In December 2021, the State Department proposed a revised fee schedule which included severe increases in the filing fees across all types of nonimmigrant visas. After much backlash and months of public comment, the proposed fee schedule has been modified and reflects much lower fee hikes than originally expected. The new fees, which will go into effect and apply to any applications filed after May 30,3023, are as follows:

Non-petition based nonimmigrant visas (except E visas) increase from $160 to $185. H, L, O, P, Q, and R visas increase from $190 to $205. E visas increase from $205 to $315. Border crossing card for Mexican citizens aged 15 and older increases from $160 to $185.

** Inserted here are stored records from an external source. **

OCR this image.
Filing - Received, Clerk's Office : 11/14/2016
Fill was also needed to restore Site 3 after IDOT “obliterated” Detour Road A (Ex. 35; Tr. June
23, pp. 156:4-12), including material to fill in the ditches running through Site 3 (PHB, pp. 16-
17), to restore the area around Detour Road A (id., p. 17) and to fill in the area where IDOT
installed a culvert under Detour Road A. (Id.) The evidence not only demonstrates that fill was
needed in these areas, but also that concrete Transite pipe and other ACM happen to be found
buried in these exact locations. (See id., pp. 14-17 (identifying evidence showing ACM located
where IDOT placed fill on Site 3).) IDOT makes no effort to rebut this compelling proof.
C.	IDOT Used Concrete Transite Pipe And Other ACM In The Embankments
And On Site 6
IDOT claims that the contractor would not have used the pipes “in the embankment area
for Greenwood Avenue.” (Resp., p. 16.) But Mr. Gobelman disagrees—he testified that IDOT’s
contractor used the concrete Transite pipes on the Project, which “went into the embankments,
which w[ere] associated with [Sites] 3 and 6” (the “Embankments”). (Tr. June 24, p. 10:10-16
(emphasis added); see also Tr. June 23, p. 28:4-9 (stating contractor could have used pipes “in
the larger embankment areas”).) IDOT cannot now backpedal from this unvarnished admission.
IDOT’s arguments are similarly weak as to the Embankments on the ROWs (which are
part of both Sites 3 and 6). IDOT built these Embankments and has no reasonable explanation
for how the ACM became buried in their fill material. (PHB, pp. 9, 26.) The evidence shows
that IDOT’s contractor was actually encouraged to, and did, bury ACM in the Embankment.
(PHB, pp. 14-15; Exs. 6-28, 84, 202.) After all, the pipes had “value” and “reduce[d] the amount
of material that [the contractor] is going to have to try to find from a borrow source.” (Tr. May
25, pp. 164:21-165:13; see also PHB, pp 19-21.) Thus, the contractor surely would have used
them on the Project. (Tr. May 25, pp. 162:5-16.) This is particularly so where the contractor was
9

The H-1B and L-1 Visa Reform Act, which was introduced in the United States Senate earlier this year, seeks to reduce fraud in the immigration system, provide protection for US workers and visa holders and require employers to be more transparent in their hiring process for prospective foreign employees. 

Among the most significant changes to the current H-1B and L-1 programs, this Act, if passed, will place new wage, recruitment, and attestation requirements on employers who are engaged in the hiring of H-1B and L-1 employees. Employers will also be required to post these job notices on the Department of Labor website. Lastly, DOL aims to hire an additional 200 DOL employees by instituting a fee associated with Labor Condition Applications. This legislation is slated to help provide greater job security for these employees at a time when hundreds of thousands of STEM workers have been laid off. According to the Washington Post, nearly 200,000 IT workers have been laid off in the last 6 months, 30 to 40% of whom are Indian nationals and working in the United States of H-1B and L-1 visas.


Starting April 27, 2023, a Department of State interim rule will allow J-1 sponsors the ability to use digital signature software to sign J-1, Certificates of Exchange Visitor Form DS-2019 and submit the signed Form electronically. DOS will still accept paper filings with signatures in blue or black ink, this is merely an additional option to streamline and simplify the process.